A Emenda Constitucional nº 132/2023
reconfigurou os eixos da extrafiscalidade no Brasil ao renovar os fundamentos
constitucionais da tributação seletiva, até então rasamente endereçada pela
disciplina relativa ao IPI e ao ICMS na Constituição. A mera alusão à
seletividade, da qual se extrai apenas que o ônus tributário deve ser
inversamente proporcional à essencialidade dos bens, foi substituída por uma
referência direta ao risco à saúde e ao meio ambiente como expressão da
materialidade tributária.
A função extrafiscal
passa a ser expressamente vinculada à proteção da saúde e do meio ambiente,
indicando que o Imposto Seletivo assume uma vocação sobretudo regulatória dos
bens que se propôs a tutelar. Essa característica não é estranha à
extrafiscalidade praticada no Brasil pelo IPI e pelo ICMS, que há muito
desincentivam o consumo de bens temerários à saúde com alíquotas maiores.
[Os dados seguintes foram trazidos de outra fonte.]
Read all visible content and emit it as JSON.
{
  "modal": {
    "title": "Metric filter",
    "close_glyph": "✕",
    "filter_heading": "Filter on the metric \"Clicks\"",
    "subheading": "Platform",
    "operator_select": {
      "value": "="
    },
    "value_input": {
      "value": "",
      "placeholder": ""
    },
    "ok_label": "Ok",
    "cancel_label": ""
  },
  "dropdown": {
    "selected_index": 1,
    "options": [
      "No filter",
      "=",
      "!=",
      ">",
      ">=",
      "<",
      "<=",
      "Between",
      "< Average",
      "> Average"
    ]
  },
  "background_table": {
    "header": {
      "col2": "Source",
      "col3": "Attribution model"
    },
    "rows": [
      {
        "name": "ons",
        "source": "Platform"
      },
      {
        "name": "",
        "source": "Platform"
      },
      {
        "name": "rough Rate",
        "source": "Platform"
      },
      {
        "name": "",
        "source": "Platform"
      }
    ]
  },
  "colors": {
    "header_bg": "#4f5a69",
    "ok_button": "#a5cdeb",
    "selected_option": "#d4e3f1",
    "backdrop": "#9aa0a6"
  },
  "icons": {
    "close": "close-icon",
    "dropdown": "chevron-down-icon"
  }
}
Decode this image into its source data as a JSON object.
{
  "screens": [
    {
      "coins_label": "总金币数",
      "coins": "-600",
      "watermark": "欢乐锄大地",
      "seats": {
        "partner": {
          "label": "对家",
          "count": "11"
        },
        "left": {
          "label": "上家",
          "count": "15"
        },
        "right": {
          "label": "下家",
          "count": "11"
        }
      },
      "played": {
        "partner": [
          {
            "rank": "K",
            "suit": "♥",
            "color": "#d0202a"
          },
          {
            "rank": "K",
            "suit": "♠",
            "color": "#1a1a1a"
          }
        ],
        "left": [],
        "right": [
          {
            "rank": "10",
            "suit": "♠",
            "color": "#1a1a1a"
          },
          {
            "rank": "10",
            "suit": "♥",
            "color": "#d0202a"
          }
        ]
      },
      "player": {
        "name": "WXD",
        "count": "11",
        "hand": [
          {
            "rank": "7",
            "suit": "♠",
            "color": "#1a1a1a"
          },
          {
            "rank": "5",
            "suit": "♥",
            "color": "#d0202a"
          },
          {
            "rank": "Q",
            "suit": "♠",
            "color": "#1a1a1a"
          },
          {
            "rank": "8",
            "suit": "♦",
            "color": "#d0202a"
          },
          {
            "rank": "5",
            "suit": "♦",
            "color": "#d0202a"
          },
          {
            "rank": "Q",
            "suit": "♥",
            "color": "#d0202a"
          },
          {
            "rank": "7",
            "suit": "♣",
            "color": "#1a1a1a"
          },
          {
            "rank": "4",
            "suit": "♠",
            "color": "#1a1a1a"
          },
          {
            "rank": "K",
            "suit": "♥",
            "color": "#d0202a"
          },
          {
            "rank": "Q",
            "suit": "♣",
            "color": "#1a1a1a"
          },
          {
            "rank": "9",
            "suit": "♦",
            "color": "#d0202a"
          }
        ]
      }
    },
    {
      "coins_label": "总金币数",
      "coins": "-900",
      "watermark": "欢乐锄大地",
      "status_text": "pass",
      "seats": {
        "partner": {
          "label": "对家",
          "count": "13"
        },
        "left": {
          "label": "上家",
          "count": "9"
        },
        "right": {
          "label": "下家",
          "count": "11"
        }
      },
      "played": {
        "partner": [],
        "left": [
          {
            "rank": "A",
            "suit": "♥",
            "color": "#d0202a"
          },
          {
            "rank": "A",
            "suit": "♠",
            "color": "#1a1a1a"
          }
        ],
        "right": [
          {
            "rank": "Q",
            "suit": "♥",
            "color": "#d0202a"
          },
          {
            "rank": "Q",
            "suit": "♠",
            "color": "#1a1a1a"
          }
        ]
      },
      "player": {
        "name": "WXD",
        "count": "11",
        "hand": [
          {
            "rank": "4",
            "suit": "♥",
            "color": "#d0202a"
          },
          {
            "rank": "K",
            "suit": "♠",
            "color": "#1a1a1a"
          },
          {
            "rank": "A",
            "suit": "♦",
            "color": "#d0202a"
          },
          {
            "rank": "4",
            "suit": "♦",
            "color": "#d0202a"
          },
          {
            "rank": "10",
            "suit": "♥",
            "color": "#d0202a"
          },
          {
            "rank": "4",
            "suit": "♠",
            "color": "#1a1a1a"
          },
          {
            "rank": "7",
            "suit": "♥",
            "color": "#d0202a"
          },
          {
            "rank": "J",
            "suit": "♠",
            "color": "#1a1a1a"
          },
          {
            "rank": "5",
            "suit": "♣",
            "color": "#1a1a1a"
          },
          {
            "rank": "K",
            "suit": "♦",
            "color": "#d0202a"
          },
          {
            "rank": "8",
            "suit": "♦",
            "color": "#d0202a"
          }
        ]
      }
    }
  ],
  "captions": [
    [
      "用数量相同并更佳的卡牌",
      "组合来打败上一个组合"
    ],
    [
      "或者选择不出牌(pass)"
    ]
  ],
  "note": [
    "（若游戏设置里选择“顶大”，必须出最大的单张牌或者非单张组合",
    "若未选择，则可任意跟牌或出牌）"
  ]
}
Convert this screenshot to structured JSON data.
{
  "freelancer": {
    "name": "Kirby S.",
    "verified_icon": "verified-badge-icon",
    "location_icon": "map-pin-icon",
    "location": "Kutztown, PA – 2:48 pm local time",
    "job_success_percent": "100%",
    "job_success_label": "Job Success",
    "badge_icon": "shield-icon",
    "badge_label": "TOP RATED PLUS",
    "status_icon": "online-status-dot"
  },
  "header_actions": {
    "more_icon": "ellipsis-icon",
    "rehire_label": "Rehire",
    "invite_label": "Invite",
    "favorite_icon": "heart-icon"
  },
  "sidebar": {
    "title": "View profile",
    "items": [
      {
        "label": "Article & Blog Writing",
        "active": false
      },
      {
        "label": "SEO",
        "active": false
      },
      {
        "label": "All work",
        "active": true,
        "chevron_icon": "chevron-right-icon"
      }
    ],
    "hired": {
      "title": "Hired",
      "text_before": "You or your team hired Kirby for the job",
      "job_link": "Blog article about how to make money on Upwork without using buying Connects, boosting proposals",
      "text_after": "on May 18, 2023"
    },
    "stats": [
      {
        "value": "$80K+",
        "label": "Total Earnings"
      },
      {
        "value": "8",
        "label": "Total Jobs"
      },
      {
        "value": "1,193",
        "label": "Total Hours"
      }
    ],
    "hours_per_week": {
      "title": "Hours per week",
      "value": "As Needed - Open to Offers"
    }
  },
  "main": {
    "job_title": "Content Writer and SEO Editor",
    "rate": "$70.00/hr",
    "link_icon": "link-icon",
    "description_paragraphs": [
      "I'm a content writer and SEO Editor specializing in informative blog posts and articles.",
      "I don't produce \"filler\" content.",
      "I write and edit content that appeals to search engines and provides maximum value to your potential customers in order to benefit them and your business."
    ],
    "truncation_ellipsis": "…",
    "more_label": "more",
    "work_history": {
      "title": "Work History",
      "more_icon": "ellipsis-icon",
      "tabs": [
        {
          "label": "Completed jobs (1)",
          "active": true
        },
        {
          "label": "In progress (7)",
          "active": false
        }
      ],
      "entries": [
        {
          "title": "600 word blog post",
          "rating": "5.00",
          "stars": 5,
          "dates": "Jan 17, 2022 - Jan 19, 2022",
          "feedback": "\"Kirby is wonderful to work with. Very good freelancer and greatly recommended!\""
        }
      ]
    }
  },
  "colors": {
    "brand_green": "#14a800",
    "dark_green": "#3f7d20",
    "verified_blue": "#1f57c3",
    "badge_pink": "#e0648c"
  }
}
A
premissa, isto é, a redução do consumo pelo agravamento da alíquota, permanece
em função do caráter indutivo da nova espécie tributária, entretanto, com a
dimensão ambiental e o refinamento metodológico articulados pela EC nº 132/2023
e pela Lei Complementar nº 214.
Na condição de uma
medida eminentemente regulatória, não obstante a sua natureza tributária, a
administração do Imposto Seletivo não pode se furtar a práticas determinantes
para o sucesso de políticas públicas. Assim, ao editar o regulamento aplicável
ao Imposto Seletivo, cabe ao chefe do Poder Executivo da União, prever:
1. A elaboração de
análises ex-ante e ex-post das
alíquotas como um todo, bem como dos critérios para graduação ou redução a zero
da alíquota nas hipóteses admitidas pelo legislador;
2. Definição de
metas específicas;
3. Cooperação entre
a Receita Federal e os ministérios da Saúde e do Meio Ambiente para
monitoramento dos resultados;
Tais previsões
decorrem não de um capricho, de um aceno cosmético do poder regulamentar à
higidez regulatória, mas da seriedade técnica que impõe a tutela dos
imperativos contemplados pela exação em comento.
Extrafiscalidade
ficará ainda mais rarefeita
Sem embargo, o
aperfeiçoamento regulatório do Imposto Seletivo não se dá apenas em sede
regulamentar. Apesar dos avanços empreendidos ao longo da gestação da LC nº
214/2025, como a inclusão de bebidas açucaradas entre as hipóteses de
incidência, o seu alcance ainda destoa das tendências mais reputadas em health taxes, visto que
alimentos ultraprocessados seguem intocados pelo raio de incidência do Imposto
Seletivo. Além das falhas materiais, a exagerada largueza do prazo para
avaliação ex-post sob
a redação atual do artigo 476 da LC nº 214 do exige pronta revisão pelo
legislador [1].
A extrafiscalidade
do Imposto Seletivo, já sutilmente esmaecida pela hipótese de que eventual
redução da arrecadação pós-IPI será compensada pela receita do IS (artigo 477,
LC nº 214), se tornará ainda mais rarefeita sem o zelo pela governança regulatória
que lhe cabe enquanto política pública.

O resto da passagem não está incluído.